To close the loop - data I/O indeed was the root cause of the slowness and low GPU usage. Loading all the data into memory first solved the problem.

full_dls = ImageDataLoaders.from_folder(full_path,
                                        train='training',
                                        valid='testing',
                                        img_cls=PILImageBW,
                                        device="cuda")

train_data = [data for data in full_dls[0]]
test_data = [data for data in full_dls[1]]

train_x = torch.cat([x for x,_ in train_data], dim=0)
train_y = torch.cat([y for _,y in train_data], dim=0)
train_dset = list(zip(train_x.squeeze(),train_y.squeeze()))

test_x = torch.cat([x for x,_ in test_data], dim=0)
test_y = torch.cat([y for _,y in test_data], dim=0)
test_dset = list(zip(test_x.squeeze(),test_y.squeeze()))

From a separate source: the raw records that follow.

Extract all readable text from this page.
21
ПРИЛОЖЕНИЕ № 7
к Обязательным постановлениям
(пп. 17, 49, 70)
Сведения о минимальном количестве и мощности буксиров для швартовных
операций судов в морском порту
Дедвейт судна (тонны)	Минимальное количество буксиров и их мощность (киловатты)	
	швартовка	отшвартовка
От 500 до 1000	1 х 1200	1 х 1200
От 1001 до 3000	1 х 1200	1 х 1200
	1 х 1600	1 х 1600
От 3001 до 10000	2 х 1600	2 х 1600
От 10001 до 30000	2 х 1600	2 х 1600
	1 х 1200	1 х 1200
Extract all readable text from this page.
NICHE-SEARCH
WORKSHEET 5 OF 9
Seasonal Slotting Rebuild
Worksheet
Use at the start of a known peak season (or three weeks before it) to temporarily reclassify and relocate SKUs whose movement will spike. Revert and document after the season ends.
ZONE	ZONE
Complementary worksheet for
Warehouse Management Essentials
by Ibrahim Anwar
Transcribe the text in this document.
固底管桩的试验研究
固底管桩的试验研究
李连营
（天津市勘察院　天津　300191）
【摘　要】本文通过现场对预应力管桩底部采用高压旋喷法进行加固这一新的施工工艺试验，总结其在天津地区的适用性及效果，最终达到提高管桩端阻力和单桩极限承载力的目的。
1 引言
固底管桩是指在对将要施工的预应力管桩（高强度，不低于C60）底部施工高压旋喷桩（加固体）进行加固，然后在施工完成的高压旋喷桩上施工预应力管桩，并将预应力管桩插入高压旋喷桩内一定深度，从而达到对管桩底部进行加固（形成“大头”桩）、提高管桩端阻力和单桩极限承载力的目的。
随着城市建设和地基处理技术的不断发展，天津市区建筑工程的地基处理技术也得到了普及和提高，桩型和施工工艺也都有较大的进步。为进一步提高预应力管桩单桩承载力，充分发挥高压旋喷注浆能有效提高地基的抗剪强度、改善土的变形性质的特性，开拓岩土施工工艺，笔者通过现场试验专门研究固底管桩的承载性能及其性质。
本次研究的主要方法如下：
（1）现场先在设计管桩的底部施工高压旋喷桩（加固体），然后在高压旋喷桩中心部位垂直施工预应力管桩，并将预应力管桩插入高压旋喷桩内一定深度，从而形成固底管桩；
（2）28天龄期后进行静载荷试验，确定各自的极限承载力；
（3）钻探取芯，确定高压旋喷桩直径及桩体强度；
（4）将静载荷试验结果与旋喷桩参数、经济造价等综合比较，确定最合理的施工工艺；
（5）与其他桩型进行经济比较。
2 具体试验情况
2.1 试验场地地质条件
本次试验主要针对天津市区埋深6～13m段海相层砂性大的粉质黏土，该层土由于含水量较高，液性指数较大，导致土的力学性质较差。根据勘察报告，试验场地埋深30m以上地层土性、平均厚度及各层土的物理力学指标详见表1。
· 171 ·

train_dl = DataLoader(train_dset, batch_size=256)
test_dl = DataLoader(test_dset, batch_size=256)
full_dls = DataLoaders(train_dl, test_dl, device="cuda")

class ToBWLayer(nn.Module):
    def __init__(self):
        super().__init__()

    def forward(self, x):
        assert x.shape
        return x.view(-1,28*28)

model = nn.Sequential(
    ToBWLayer(),
    nn.Linear(28*28,30),
    nn.ReLU(),
    nn.Linear(30,10)).cuda()

def full_mnist_loss(predictions, targets):
    predictions = predictions.exp()
    predictions = predictions / predictions.sum(dim=1, keepdim=True)
    one_hot_targets = F.one_hot(targets, num_classes=10)
    cross_ent = -torch.mul(one_hot_targets, predictions.log()).sum(dim=1)
    return cross_ent.mean()

def full_batch_accuracy(xb, yb):
    classification = torch.argmax(xb, dim=1)
    correct = classification == yb
    return correct.float().mean()

learn = Learner(full_dls, model, opt_func=SGD,
                loss_func=full_mnist_loss, metrics=full_batch_accuracy)

learn.fit(40, 0.1)

All epochs recorded 0 seconds, and GPU-util was at 20% for the whole duration.